Kaarel 26 Mar 2026 4:24 UTC
7 points
0
It indeed seems deeply unnatural for a very smart AI to look at the human world from the outside, be able to replace it with whatever, and be like: “no, i’m not going to use these atoms and this negentropy/energy for anything else — this human world that is here by default is the best thing that could be here; in fact, I will make sure it has a lot of resources to flourish in the future”. It seems [deeply unnatural]/[extremely sharp] for anyone to have values like this. I think it’s unlikely that even humanity-after-developing-correctly-for-a-million-years would think like this if it encountered another Earth with a current-humanity-level alternate humanity on it. ^[1]

One approach to tackling this difficulty is to try to somehow make an AI that does this imo deeply unnatural thing anyway. But there is also the following alternative approach: to try to make it so there is not anyone that is judging the human world from the outside like this — i.e., that it’s just the human world judging itself. The judgment “we are cool, we have lots of cool projects going on, and we definitely should avoid killing ourselves” is very natural; in particular, it is much more natural than the judgment the AI looking at the human world from the outside needs to make. I think this alternative path requires banning AGI.
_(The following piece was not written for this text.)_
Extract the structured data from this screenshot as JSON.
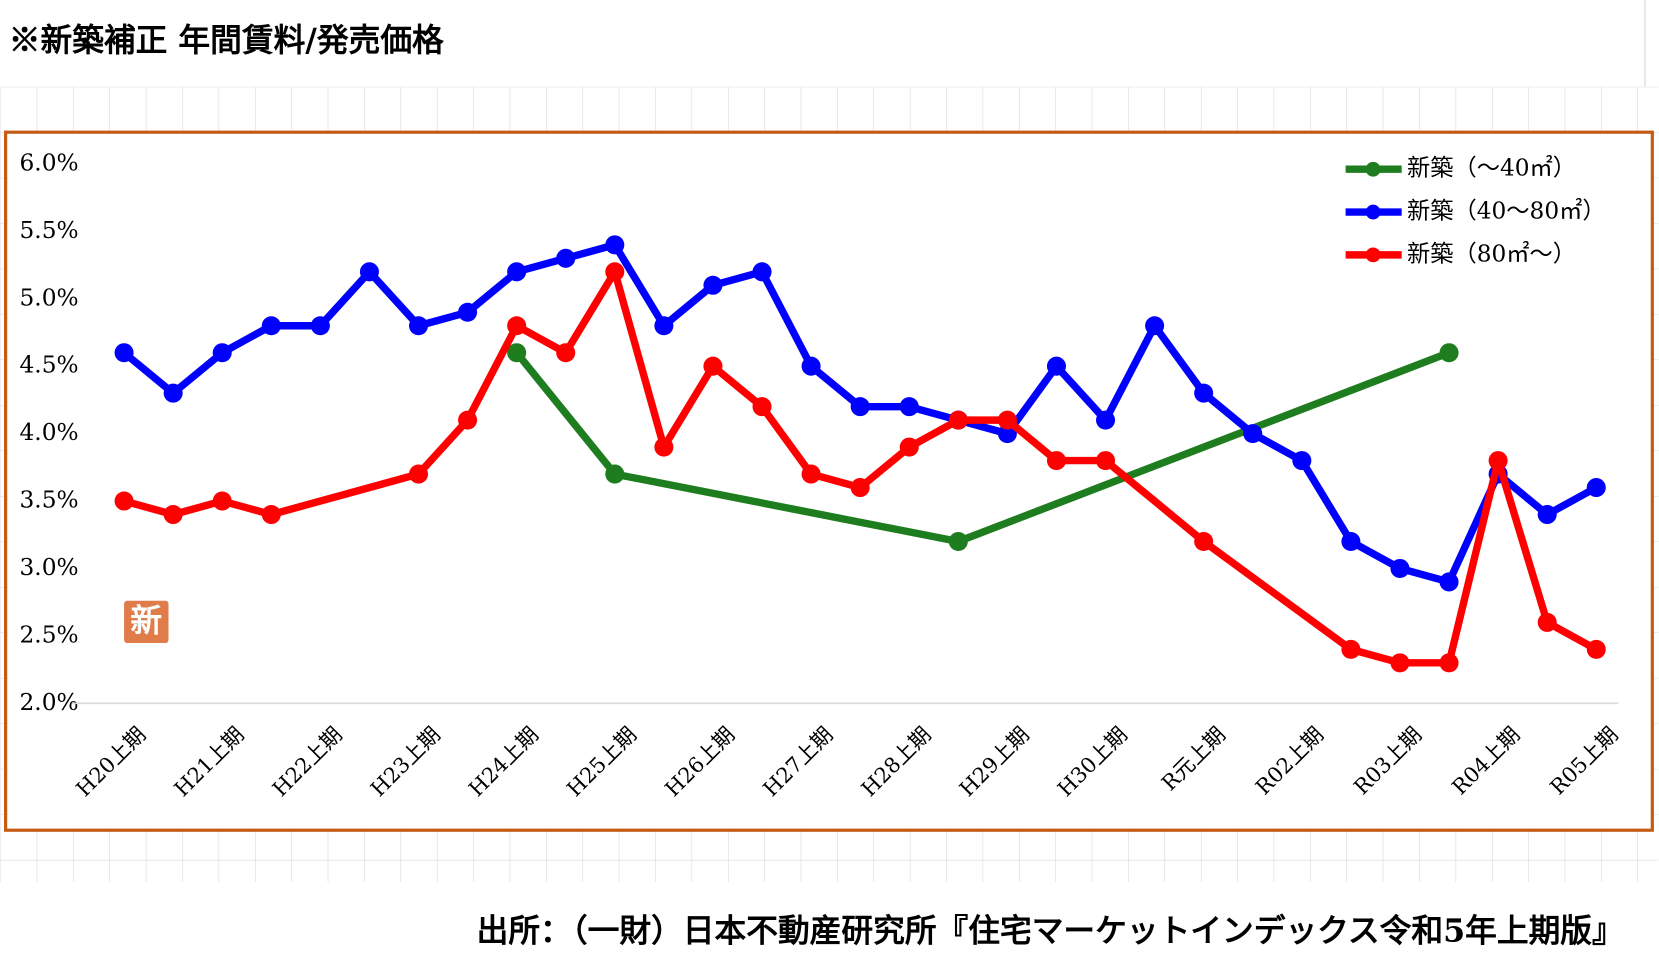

One more alternative approach (that overlaps with the previous one): one can also hope to have humans flourish for a long time without any judgment that humans are very cool directly controlling local decision-making. Instead, we can try to set up local incentives so that goodness/humanness is promoted. This way, humans might be able to flourish even in a “hot mess” world. For this, it is crucial that humans and human institutions remain useful. So, this also requires banning AGI.
1. ↩︎
  Indeed, human civilizations have historically not treated less developed civilizations with much kindness.